# Heat problem

1. May 29, 2006

### epsbanga12

HI!

This problem has been killing me...

The Q is the following: A canon fires a canon ball which weighs 50 grams vertically at an initial speed of 600 m/s. 3 Km on top of the point where it was fired, the speed is only 50 m/s. calculate the heat during the canon ball rise.

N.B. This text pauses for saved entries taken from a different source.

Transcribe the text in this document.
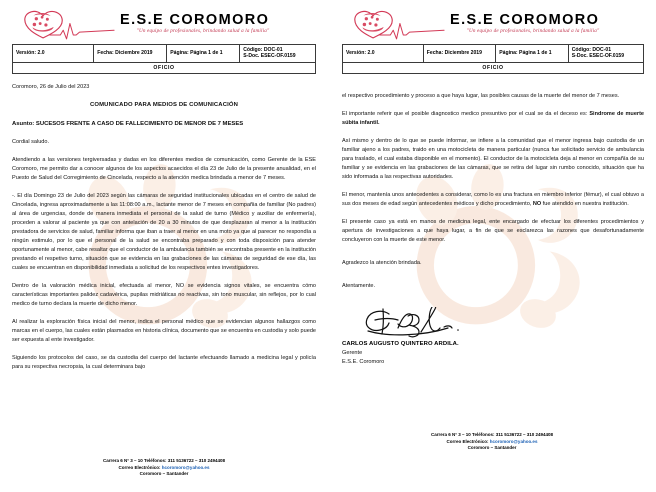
E.S.E COROMORO
"Un equipo de profesionales, brindando salud a la familia"
Versión: 2.0	Fecha: Diciembre 2019	Página: Página 1 de 1	Código: DOC-01
S-Doc. ESEC-OF.0159
OFICIO

Coromoro, 26 de Julio del 2023

COMUNICADO PARA MEDIOS DE COMUNICACIÓN

Asunto: SUCESOS FRENTE A CASO DE FALLECIMIENTO DE MENOR DE 7 MESES

Cordial saludo.

Atendiendo a las versiones tergiversadas y dadas en los diferentes medios de comunicación, como Gerente de la ESE Coromoro, me permito dar a conocer algunos de los aspectos acaecidos el día 23 de Julio de la presente anualidad, en el Puesto de Salud del Corregimiento de Cincelada, respecto a la atención medica brindada a menor de 7 meses.

-. El día Domingo 23 de Julio del 2023 según las cámaras de seguridad institucionales ubicadas en el centro de salud de Cincelada, ingresa aproximadamente a las 11:08:00 a.m., lactante menor de 7 meses en compañia de familiar (No padres) al área de urgencias, donde de manera inmediata el personal de la salud de turno (Médico y auxiliar de enfermería), proceden a valorar al paciente ya que con antelación de 20 a 30 minutos de que desplazaran al menor a la institución prestadora de servicios de salud, familiar informa que iban a traer al menor en una moto ya que al parecer no respondía a ningún estimulo, por lo que el personal de la salud se encontraba preparado y con toda disposición para atender oportunamente al menor, cabe resaltar que el conductor de la ambulancia también se encontraba presente en la institución prestando el respetivo turno, situación que se evidencia en las grabaciones de las cámaras de seguridad de ese día, las cuales se encuentran en disponibilidad inmediata a solicitud de los respectivos entes investigadores.

Dentro de la valoración médica inicial, efectuada al menor, NO se evidencia signos vitales, se encuentra cómo características importantes palidez cadavérica, pupilas midriáticas no reactivas, sin tono muscular, sin reflejos, por lo cual medico de turno declara la muerte de dicho menor.

Al realizar la exploración física inicial del menor, indica el personal médico que se evidencian algunos hallazgos como marcas en el cuerpo, las cuales están plasmados en historia clínica, documento que se encuentra en custodia y solo puede ser expuesta al ente investigador.

Siguiendo los protocolos del caso, se da custodia del cuerpo del lactante efectuando llamado a medicina legal y policía para su respectiva necropsia, la cual determinara bajo

Carrera 6 N° 3 – 10 Teléfonos: 311 5136722 – 310 2494408
Correo Electrónico: hcoromoro@yahoo.es
Coromoro – Santander
E.S.E COROMORO
"Un equipo de profesionales, brindando salud a la familia"
Versión: 2.0	Fecha: Diciembre 2019	Página: Página 1 de 1	Código: DOC-01
S-Doc. ESEC-OF.0159
OFICIO

el respectivo procedimiento y proceso a que haya lugar, las posibles causas de la muerte del menor de 7 meses.

El importante referir que el posible diagnostico medico presuntivo por el cual se da el deceso es: Sindrome de muerte súbita infantil.

Así mismo y dentro de lo que se puede informar, se infiere a la comunidad que el menor ingresa bajo custodia de un familiar ajeno a los padres, traido en una motocicleta de manera particular (nunca fue solicitado servicio de ambulancia para traslado, el cual estaba disponible en el momento). El conductor de la motocicleta deja al menor en compañía de su familiar y se evidencia en las grabaciones de las cámaras, que se retira del lugar sin rumbo conocido, situación que ha sido informada a las respectivas autoridades.

El menor, mantenía unos antecedentes a considerar, como lo es una fractura en miembro inferior (fémur), el cual obtuvo a sus dos meses de edad según antecedentes médicos y dicho procedimiento, NO fue atendido en nuestra institución.

El presente caso ya está en manos de medicina legal, ente encargado de efectuar los diferentes procedimientos y apertura de investigaciones a que haya lugar, a fin de que se esclarezca las razones que desafortunadamente concluyeron con la muerte de este menor.

Agradezco la atención brindada.

Atentamente.

CARLOS AUGUSTO QUINTERO ARDILA.
Gerente
E.S.E. Coromoro
Carrera 6 N° 3 – 10 Teléfonos: 311 5136722 – 310 2494408
Correo Electrónico: hcoromoro@yahoo.es
Coromoro – Santander
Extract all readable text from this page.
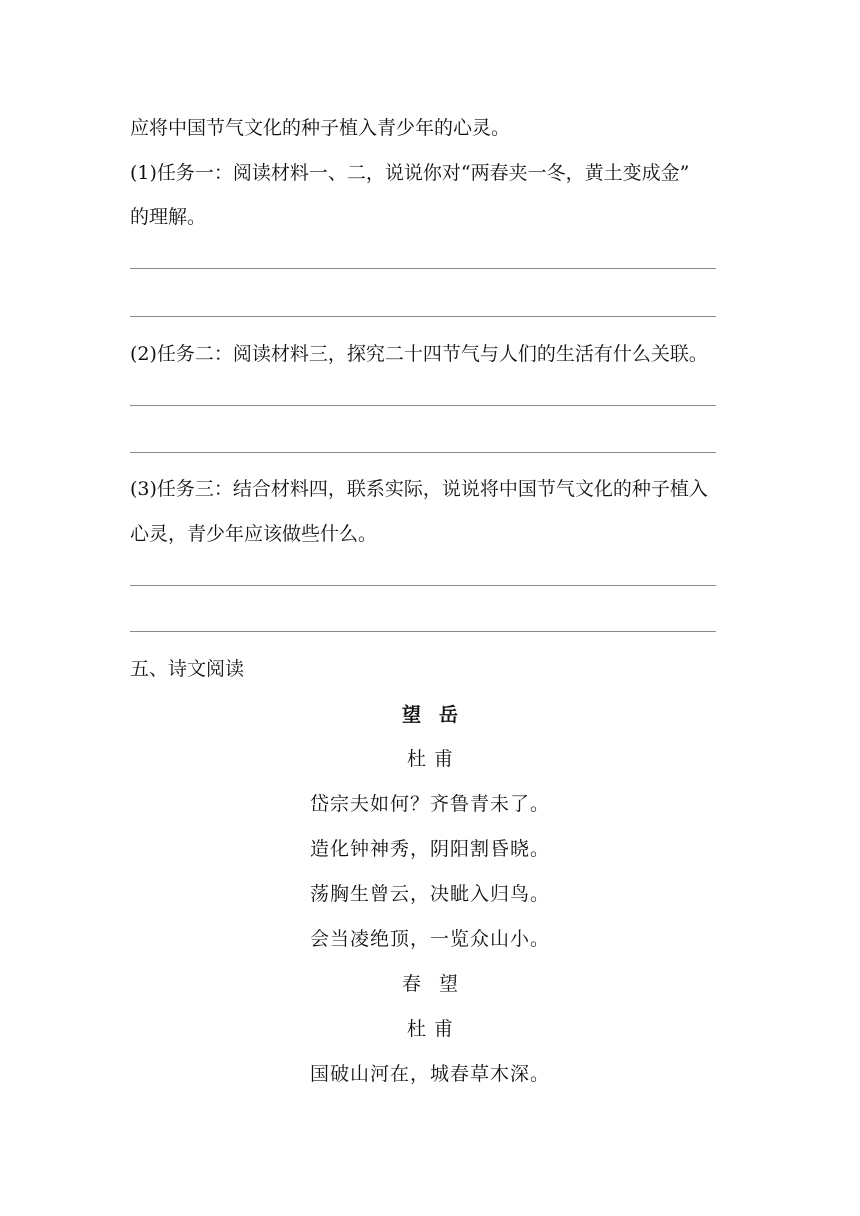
应将中国节气文化的种子植入青少年的心灵。
(1)任务一：阅读材料一、二，说说你对“两春夹一冬，黄土变成金”
的理解。
(2)任务二：阅读材料三，探究二十四节气与人们的生活有什么关联。
(3)任务三：结合材料四，联系实际，说说将中国节气文化的种子植入
心灵，青少年应该做些什么。
五、诗文阅读
望岳
杜甫
岱宗夫如何？齐鲁青未了。
造化钟神秀，阴阳割昏晓。
荡胸生曾云，决眦入归鸟。
会当凌绝顶，一览众山小。
春望
杜甫
国破山河在，城春草木深。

I dont know how to use the kinetic formula in function with the energy formula, any help would be appreciated!

2. May 29, 2006

### Mattara

The canon ball has a certain amount of kinetic energy from the start and a certain kinetic energy when the speed is 50 m/s (which is less). Some of the kinetic energy has been transformed to potential energy. The rest of the energy has been "lost" as heat etc.

Start: $$W_k$$
Finish $$W_k + W_p + W_h$$

Lets call the heat energy $$W_h$$ in this case although it isn't exactly correct index.

3. May 29, 2006

### epsbanga12

Thanks for clearing things up, Mattara.

So what would we eventually have to do to find Q, the heat produced?

4. May 29, 2006

### Hootenanny

Staff Emeritus
Using Mattara's notation Q = Wh.

~H

5. May 29, 2006

### epsbanga12

so it would be Wh + Wp = -Wh ?

6. May 29, 2006

### Hootenanny

Staff Emeritus
Not quite, intially you have some kinetic energy. At the 'end' you have some kinetic energy, some potential and the rest as heat, therefore;

Initial Kinetic = Final Kinetic + Potential Energy + Heat

$$\frac{1}{2}mv_{i}^{2} = \frac{1}{2}mv_{f}^{2} + mgh + Q$$

Can you go from here?

~H

Last edited: May 29, 2006
7. May 29, 2006

### epsbanga12

hehe thanks Hootenanny
Actually, i meant Wk + Wp= -Wh, the former Wh was a typo...

But everything is clear now, thanks a lot to both of you!